Answer
The electric potential at point P is $~~2.57\times 10^4~V$
Work Step by Step
Let's assume that there is a charged rod with one end at the origin with a length of $5.00D$.
We can use Equation (24-35) to find the electric potential at point P:
$V_1 = \frac{\lambda}{4\pi~\epsilon_0}~ln~[\frac{5.00D+\sqrt{(5.00D)^2+D^2}}{D}]$
$V_1 = \frac{2.00\times 10^{-6}~C/m}{(4\pi)~(8.854\times 10^{-12}~C/V~m)}~ln~(5.00+\sqrt{26.6})$
$V_1 = 4.1567\times 10^4~V$
Let's assume that there is a charged rod with one end at the origin with a length of $D$.
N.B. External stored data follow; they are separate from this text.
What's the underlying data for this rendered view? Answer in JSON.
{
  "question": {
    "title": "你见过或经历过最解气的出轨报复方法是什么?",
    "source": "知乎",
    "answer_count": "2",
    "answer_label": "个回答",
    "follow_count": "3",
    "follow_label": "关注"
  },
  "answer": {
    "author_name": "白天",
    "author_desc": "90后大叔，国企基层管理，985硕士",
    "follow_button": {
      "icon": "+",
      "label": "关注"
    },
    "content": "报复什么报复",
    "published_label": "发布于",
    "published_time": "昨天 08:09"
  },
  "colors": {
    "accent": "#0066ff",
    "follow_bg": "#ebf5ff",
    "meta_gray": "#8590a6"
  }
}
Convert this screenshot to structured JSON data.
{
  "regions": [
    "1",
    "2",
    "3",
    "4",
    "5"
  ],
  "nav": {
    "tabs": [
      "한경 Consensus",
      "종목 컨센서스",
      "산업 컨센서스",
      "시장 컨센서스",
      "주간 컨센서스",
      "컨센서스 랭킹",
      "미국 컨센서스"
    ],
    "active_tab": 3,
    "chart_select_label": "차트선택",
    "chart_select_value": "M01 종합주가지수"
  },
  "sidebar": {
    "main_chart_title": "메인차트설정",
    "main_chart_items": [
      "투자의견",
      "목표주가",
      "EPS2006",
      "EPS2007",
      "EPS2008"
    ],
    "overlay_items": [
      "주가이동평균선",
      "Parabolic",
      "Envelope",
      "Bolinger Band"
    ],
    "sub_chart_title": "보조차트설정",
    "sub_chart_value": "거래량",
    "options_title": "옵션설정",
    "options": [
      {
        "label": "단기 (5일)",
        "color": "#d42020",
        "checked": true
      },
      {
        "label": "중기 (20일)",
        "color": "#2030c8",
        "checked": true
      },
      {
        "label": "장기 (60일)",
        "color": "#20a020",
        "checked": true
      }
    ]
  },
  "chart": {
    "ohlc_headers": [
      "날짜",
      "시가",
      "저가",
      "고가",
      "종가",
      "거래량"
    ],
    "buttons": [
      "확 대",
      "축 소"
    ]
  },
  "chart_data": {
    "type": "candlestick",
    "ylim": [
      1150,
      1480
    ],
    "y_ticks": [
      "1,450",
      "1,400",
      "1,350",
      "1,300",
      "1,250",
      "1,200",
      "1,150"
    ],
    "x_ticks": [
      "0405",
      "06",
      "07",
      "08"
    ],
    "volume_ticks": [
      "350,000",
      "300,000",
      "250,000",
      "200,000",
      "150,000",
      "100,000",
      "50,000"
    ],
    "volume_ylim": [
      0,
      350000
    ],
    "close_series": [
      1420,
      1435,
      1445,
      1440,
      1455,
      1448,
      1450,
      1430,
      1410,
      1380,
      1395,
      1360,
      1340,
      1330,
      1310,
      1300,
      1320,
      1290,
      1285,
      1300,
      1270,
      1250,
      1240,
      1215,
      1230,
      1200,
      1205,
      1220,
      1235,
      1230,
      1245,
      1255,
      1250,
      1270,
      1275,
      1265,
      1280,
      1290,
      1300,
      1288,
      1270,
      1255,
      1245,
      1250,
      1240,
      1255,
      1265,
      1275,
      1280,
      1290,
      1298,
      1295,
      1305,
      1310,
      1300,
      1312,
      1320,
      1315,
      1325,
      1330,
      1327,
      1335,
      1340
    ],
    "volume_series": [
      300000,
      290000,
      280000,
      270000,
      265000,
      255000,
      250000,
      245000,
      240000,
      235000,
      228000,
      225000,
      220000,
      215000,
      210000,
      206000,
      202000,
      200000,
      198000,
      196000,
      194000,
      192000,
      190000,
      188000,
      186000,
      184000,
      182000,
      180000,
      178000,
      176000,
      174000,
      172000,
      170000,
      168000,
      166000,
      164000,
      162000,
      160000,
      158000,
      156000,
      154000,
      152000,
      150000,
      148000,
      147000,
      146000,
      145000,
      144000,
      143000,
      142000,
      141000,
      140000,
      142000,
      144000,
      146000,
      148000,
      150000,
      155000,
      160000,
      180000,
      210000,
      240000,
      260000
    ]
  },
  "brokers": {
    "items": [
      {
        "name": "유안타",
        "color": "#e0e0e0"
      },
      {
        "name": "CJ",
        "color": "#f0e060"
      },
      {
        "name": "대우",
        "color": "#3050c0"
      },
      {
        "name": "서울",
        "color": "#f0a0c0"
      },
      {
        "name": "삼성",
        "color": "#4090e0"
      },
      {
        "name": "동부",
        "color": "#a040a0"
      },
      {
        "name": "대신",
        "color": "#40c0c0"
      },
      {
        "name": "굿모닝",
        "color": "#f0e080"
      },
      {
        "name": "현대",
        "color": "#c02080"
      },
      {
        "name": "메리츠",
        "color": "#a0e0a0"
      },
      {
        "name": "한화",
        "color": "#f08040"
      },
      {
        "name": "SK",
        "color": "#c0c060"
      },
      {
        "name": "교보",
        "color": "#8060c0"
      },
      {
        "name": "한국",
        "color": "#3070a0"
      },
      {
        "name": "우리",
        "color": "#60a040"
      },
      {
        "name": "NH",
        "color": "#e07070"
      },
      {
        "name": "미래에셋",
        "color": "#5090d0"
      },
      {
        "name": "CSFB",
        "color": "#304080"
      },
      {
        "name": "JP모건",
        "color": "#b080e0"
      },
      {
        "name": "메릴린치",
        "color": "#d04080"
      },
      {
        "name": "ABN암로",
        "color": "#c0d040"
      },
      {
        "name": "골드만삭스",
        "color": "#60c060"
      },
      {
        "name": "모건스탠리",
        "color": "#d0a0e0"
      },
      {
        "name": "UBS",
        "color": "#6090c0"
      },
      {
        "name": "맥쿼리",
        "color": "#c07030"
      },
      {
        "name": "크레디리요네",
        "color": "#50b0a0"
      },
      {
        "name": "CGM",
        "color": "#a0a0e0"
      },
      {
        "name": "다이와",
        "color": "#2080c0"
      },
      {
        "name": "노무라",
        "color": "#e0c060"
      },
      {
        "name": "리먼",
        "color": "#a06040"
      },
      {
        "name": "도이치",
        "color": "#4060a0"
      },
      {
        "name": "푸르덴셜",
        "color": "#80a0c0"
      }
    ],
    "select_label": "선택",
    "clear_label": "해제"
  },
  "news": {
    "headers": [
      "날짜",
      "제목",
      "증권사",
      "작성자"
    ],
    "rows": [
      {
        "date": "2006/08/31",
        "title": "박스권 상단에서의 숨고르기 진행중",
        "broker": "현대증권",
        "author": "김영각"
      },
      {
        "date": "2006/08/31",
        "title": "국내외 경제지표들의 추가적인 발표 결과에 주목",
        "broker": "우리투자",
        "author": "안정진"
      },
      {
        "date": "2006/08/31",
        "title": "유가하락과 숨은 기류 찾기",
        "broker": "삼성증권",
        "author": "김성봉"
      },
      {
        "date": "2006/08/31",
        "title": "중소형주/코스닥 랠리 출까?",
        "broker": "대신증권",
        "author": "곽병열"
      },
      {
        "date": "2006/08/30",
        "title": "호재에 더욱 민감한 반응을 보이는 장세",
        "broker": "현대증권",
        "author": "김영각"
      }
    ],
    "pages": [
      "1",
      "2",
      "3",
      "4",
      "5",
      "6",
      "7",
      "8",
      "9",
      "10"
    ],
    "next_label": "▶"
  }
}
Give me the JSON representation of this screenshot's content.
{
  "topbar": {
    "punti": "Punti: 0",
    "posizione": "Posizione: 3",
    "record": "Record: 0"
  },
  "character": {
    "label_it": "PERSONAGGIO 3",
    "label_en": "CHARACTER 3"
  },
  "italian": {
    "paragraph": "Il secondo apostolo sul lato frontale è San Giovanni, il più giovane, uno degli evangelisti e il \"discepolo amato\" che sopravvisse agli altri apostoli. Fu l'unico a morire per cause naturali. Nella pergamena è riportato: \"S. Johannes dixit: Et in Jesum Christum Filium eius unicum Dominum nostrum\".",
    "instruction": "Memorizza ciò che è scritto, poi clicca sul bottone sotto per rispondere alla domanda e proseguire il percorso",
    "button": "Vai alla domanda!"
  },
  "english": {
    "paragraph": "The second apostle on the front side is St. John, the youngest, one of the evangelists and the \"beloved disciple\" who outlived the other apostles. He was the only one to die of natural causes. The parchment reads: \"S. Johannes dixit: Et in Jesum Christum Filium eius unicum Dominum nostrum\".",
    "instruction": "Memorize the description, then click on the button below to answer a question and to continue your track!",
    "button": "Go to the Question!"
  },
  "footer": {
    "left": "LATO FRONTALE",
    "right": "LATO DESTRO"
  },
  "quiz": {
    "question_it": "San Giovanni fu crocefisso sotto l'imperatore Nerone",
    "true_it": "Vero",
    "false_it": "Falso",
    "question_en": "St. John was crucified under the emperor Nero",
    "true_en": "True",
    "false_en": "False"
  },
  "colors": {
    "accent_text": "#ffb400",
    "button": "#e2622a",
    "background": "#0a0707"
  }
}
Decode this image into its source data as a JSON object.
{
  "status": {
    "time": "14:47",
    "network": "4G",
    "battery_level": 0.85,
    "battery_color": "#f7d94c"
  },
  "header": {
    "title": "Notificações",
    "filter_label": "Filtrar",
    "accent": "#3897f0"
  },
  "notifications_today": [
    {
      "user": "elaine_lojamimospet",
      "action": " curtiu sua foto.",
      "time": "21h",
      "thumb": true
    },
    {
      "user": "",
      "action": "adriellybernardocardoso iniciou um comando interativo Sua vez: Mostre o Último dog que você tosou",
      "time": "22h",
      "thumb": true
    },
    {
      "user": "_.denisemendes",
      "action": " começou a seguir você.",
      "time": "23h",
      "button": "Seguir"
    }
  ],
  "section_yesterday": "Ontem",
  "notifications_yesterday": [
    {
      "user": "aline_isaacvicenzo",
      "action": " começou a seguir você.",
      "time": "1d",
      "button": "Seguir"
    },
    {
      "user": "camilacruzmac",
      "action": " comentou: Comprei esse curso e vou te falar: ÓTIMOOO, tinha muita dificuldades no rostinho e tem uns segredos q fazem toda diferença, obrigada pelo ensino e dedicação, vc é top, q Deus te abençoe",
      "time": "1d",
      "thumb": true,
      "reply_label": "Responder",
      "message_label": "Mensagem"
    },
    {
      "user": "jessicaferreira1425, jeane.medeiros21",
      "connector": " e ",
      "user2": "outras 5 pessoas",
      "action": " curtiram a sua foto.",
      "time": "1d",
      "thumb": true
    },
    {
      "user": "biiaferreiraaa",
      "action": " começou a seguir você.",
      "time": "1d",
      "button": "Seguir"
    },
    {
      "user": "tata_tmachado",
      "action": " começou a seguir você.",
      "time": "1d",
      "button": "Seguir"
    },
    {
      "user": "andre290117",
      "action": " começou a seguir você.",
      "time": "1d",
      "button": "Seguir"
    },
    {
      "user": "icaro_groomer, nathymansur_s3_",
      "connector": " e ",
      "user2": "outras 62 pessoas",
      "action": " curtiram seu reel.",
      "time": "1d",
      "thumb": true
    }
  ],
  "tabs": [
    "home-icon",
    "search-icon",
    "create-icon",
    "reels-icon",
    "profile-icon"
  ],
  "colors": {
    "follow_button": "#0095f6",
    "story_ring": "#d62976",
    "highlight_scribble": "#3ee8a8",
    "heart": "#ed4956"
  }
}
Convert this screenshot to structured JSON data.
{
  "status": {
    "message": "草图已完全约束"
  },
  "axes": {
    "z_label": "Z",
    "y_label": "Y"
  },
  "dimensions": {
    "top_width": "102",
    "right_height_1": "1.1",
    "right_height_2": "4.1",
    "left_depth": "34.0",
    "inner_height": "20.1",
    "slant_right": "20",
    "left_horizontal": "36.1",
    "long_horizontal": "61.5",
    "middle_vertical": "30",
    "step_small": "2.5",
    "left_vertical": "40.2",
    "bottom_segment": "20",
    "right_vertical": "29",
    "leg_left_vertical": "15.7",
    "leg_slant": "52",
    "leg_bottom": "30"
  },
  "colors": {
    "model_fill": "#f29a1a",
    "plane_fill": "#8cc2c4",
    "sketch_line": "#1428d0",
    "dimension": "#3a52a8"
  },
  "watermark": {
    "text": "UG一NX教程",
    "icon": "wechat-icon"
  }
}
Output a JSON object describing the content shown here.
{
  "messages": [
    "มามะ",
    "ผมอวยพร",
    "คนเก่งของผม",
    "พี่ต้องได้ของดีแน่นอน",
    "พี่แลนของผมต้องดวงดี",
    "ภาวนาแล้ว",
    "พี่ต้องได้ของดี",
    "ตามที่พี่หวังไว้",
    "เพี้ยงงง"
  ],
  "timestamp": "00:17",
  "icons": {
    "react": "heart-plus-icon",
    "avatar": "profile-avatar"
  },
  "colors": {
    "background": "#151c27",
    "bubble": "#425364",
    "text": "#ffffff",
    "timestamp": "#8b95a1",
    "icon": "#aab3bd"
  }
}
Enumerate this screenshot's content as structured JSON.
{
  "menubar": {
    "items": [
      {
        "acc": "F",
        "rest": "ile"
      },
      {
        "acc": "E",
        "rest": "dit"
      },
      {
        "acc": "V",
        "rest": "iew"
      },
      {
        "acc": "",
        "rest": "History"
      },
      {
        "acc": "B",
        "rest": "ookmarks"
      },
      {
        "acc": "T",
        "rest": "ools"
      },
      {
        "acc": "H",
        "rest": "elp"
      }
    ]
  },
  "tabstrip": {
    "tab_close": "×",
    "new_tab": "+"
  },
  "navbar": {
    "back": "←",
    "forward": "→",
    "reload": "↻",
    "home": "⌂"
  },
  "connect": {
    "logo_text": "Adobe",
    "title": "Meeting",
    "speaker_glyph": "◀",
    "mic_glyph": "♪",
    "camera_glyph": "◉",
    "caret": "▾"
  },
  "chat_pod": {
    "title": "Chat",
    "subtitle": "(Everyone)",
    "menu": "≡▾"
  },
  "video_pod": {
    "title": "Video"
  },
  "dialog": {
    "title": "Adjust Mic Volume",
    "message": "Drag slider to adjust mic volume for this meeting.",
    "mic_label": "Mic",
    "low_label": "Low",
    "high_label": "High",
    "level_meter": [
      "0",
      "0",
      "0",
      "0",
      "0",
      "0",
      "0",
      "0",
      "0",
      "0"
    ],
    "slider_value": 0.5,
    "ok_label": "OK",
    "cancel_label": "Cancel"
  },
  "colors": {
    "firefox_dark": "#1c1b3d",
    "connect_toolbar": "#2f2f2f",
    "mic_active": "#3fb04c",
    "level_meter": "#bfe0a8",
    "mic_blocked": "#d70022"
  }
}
We can use Equation (24-35) to find the electric potential at point P:
$V_2 = \frac{\lambda}{4\pi~\epsilon_0}~ln~[\frac{D+\sqrt{D^2+D^2}}{D}]$
$V_2 = \frac{2.00\times 10^{-6}~C/m}{(4\pi)~(8.854\times 10^{-12}~C/V~m)}~ln~(1.00+\sqrt{2})$
$V_2 = 1.5843\times 10^4~V$
By superposition, the electric potential at point P due to the rod in the problem is $V = V_1-V_2$.
We can find the electric potential at point P:
$V = V_1 - V_2$
$V = 4.1567\times 10^4~V-1.5843\times 10^4~V$
$V = 2.57\times 10^4~V$
The electric potential at point P is $~~2.57\times 10^4~V$.